Ich habe mich gegen ungewollte Schwangerschaft mit Hormonpillen gewehrt, aber ich habe oft vergessen, sie zu trinken. Wie kann ich das Medikament auf Mirena-Spirale umstellen?

Unregelmäßige orale Hormone können nicht vollständig vor einer Schwangerschaft schützen. Daher ist es besser, auf den intrauterinen Schutz umzusteigen. Zuvor müssen Sie einen Arzt konsultieren und die erforderlichen Tests bestehen. Installieren Sie das System besser für 4-6 Tage des Menstruationszyklus.

Wann kann ich nach dem Ausscheiden von Mirena schwanger werden?

Laut Statistik werden 80% der Frauen im ersten Jahr nach der Spiralexzession schwanger, es sei denn, sie wollen es natürlich. Dank der hormonellen Wirkung wird die Fruchtbarkeit (Fruchtbarkeit) sogar geringfügig erhöht.

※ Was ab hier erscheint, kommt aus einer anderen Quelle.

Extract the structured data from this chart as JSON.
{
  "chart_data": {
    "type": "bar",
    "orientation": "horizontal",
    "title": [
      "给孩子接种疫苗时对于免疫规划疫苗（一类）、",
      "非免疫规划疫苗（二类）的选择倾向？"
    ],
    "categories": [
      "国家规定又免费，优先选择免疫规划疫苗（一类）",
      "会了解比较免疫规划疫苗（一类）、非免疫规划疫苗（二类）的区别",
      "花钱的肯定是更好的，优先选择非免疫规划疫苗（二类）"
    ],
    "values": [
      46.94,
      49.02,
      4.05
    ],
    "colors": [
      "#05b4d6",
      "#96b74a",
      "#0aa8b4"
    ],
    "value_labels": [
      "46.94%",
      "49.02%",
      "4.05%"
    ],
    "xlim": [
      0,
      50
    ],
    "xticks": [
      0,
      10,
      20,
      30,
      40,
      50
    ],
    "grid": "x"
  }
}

Woher bekomme ich die Mirena-Spirale? Und was kostet es?

Das IUP wird nur auf Rezept veröffentlicht und in einer Apotheke verkauft. Der Preis wird vom Hersteller festgelegt und variiert zwischen 9 und 13 Tausend Rubel.

Bewertungen von Patienten und Ärzten über Mirena

Die Bewertungen der Frauen über das Mirena-System sind ziemlich widersprüchlich und sie verbinden Freude und Dankbarkeit mit Abscheu und Entsetzen. Ein positiver Eindruck beruht in erster Linie auf folgenden Punkten: Das Fehlen schwerer Menstruation und Nebenwirkungen (einige Patienten verstreichen in den ersten Monaten), günstige Kosten (basierend auf 5 Jahren), einfache Handhabung (Einstellen und Vergessen) beeinträchtigen den sexuellen Kontakt nicht. Darüber hinaus hat die Spirale vielen Frauen geholfen, das Wachstum von Myomen zu stoppen und die Manifestationen der Endometriose zu reduzieren.

Das negative Feedback beruhte hauptsächlich auf Behauptungen zu emotionalen Störungen (Reizbarkeit, vermindertes sexuelles Verlangen) und unästhetischem Aussehen (Haarausfall, Akne).

Berichte von Ärzten wie Frauen über die Marine sind ebenfalls gemischt, aber eher zurückhaltend. Experten bestätigen die hohe empfängnisverhütende Wirkung und therapeutische Wirkung bei einigen Krankheiten. Sie erklären jedoch, dass Mirena vor der Installation der Spirale unbedingt eine gründliche Diagnose benötigt.